No one knows the answer to such questions. No one knows why heartless, wicked people seem to get away with so much or why the innocent and defenseless are denied justice and vindication.
But this we do know...
Even Jesus, the sinless Son of God, had to wait to be vindicated. After receiving the death penalty for crimes he did not commit, he was crucified. Despite the injustice, he asked the Father to forgive his killers. He assured one of the criminals executed with him that he would join Jesus in paradise. Our Lord’s vindication was three days in coming, days he lay in a tomb. Then came his resurrection, the most glorious vindication in history, an event that has changed billions of lives through the ages.
With this in mind, we can be sure that no matter what vicious crosswind has battered our lives, no matter that the one who wronged us appears to have gotten away with it, our Creator can be trusted to bring about ultimate, eternal justice. That’s what Jesus taught. That’s what Jesus proved.
“I love those who love me, and those who seek me find me.” (Proverb 8:17)

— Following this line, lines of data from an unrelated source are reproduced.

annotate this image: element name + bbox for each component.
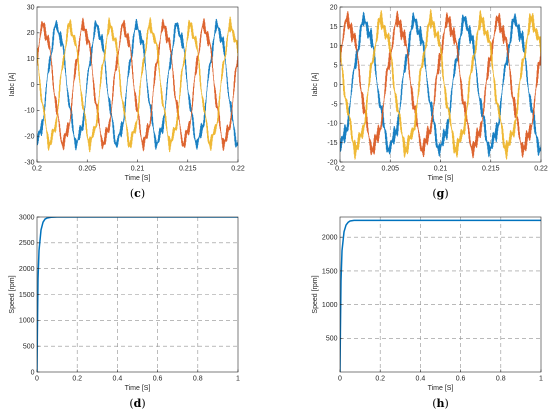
series-line-1 <box>340 219 541 372</box>
series-line-3 <box>37 16 238 153</box>
y-tick-label: 10 <box>27 56 35 63</box>
series-group <box>340 219 541 372</box>
y-tick-label: 1000 <box>19 318 35 325</box>
y-tick-label: -15 <box>327 140 337 147</box>
x-tick-label: 0.8 <box>496 376 506 383</box>
y-tick-label: 2500 <box>19 240 35 247</box>
series-group <box>37 217 238 372</box>
x-axis-label: Time [S] <box>125 175 151 182</box>
x-tick-label: 0.4 <box>416 376 426 383</box>
y-tick-label: 500 <box>326 336 338 343</box>
y-tick-label: -10 <box>24 108 34 115</box>
x-tick-label: 0.21 <box>434 166 448 173</box>
y-tick-label: 1500 <box>19 292 35 299</box>
y-tick-label: 2000 <box>322 235 338 242</box>
x-tick-label: 0.2 <box>32 166 42 173</box>
x-tick-label: 0.8 <box>193 376 203 383</box>
y-tick-label: 2000 <box>19 266 35 273</box>
y-tick-label: 0 <box>31 369 35 376</box>
x-tick-label: 0.2 <box>72 376 82 383</box>
panel-letter: c <box>134 187 141 200</box>
y-axis-label: Iabc [A] <box>312 73 319 97</box>
x-axis-label: Time [S] <box>125 385 151 392</box>
x-tick-label: 0.205 <box>381 166 399 173</box>
series-line-2 <box>37 17 238 152</box>
y-tick-label: 1500 <box>322 268 338 275</box>
y-tick-label: -5 <box>331 101 337 108</box>
y-axis-label: Iabc [A] <box>9 73 16 97</box>
y-tick-label: -30 <box>24 159 34 166</box>
axes-box <box>339 216 542 373</box>
y-tick-label: 1000 <box>322 302 338 309</box>
panel-label: (g) <box>432 187 448 200</box>
y-tick-label: 5 <box>334 63 338 70</box>
y-tick-label: -20 <box>24 134 34 141</box>
chart-h: 0 0.2 0.4 0.6 0.8 1 2000 1500 1000 500 Time [S] Spe… <box>312 216 543 410</box>
panel-label: (d) <box>129 397 145 410</box>
chart-g: 0.2 0.205 0.21 0.215 0.22 20 15 10 5 0 -5 -10 -15 -20… <box>312 4 548 200</box>
x-tick-label: 0.2 <box>335 166 345 173</box>
panel-letter: h <box>437 397 445 410</box>
chart-d: 0 0.2 0.4 0.6 0.8 1 3000 2500 2000 1500 1000 500 0 Ti… <box>9 214 240 410</box>
y-axis-label: Speed [rpm] <box>9 275 16 313</box>
y-tick-label: -10 <box>327 121 337 128</box>
x-tick-label: 0.22 <box>534 166 548 173</box>
series-group <box>340 8 541 160</box>
x-tick-label: 0.205 <box>78 166 96 173</box>
y-axis-label: Speed [rpm] <box>312 275 319 313</box>
series-line-3 <box>340 8 541 160</box>
panel-letter: d <box>134 397 142 410</box>
x-tick-label: 0.4 <box>113 376 123 383</box>
y-tick-label: 30 <box>27 4 35 11</box>
y-tick-label: 3000 <box>19 214 35 221</box>
y-tick-label: 20 <box>330 4 338 11</box>
x-tick-label: 1 <box>236 376 240 383</box>
panel-letter: g <box>437 187 445 200</box>
series-line-2 <box>340 10 541 159</box>
y-tick-label: 0 <box>31 82 35 89</box>
y-tick-label: 10 <box>330 43 338 50</box>
x-tick-label: 0.2 <box>375 376 385 383</box>
x-tick-label: 0.6 <box>153 376 163 383</box>
x-tick-label: 0 <box>35 376 39 383</box>
x-tick-label: 0.21 <box>131 166 145 173</box>
chart-c: 0.2 0.205 0.21 0.215 0.22 30 20 10 0 -10 -20 -30 Tim… <box>9 4 245 200</box>
x-tick-label: 0.6 <box>456 376 466 383</box>
series-group <box>37 16 238 153</box>
y-tick-label: 0 <box>334 82 338 89</box>
y-tick-label: 500 <box>23 344 35 351</box>
panel-label: (c) <box>130 187 145 200</box>
x-tick-label: 0.215 <box>179 166 197 173</box>
x-axis-label: Time [S] <box>428 175 454 182</box>
x-axis-label: Time [S] <box>428 385 454 392</box>
x-tick-label: 1 <box>539 376 543 383</box>
plot-area <box>340 217 541 372</box>
x-tick-label: 0.215 <box>482 166 500 173</box>
series-line-1 <box>37 217 238 372</box>
y-tick-label: 20 <box>27 30 35 37</box>
y-tick-label: -20 <box>327 159 337 166</box>
x-tick-label: 0 <box>338 376 342 383</box>
y-tick-label: 15 <box>330 24 338 31</box>
panel-label: (h) <box>432 397 449 410</box>
x-tick-label: 0.22 <box>231 166 245 173</box>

Each of us can point to times or moments when we felt a particularly close intimacy with Our Creator, with our Heavenly Father whom Jesus came to reveal. The same can be said for the grief we have each felt when we failed our Father so miserably. Given the chance, though, the Holy Spirit will remind us that it was for our failures that Jesus died, that it was to a man who had failed him that Jesus entrusted his precious lambs, and that it was to a man who had tortured and murdered his followers that the Ascended Christ gave the mission of sharing his gospel to the Gentiles.
Since Peter and Paul, countless men and women have endured the bitter experience of failure, you and I among them. We pass through the valley of shame and regret, only to face again and again life's crosswinds on our journey. But why? Theologians and scholars offer numerous explanations, but this I know...
As followers of Christ, we are called to show others the way. I suspect that the Seekers among us are drawn to God less by those who walk on sunlit paths and more so by those who fall and recover, who sacrifice willingly, and who face life’s crosswinds bravely. Deep inside, the Seekers knows that courage in such circumstances can only be found in Help Divine — the very One whom they are seeking.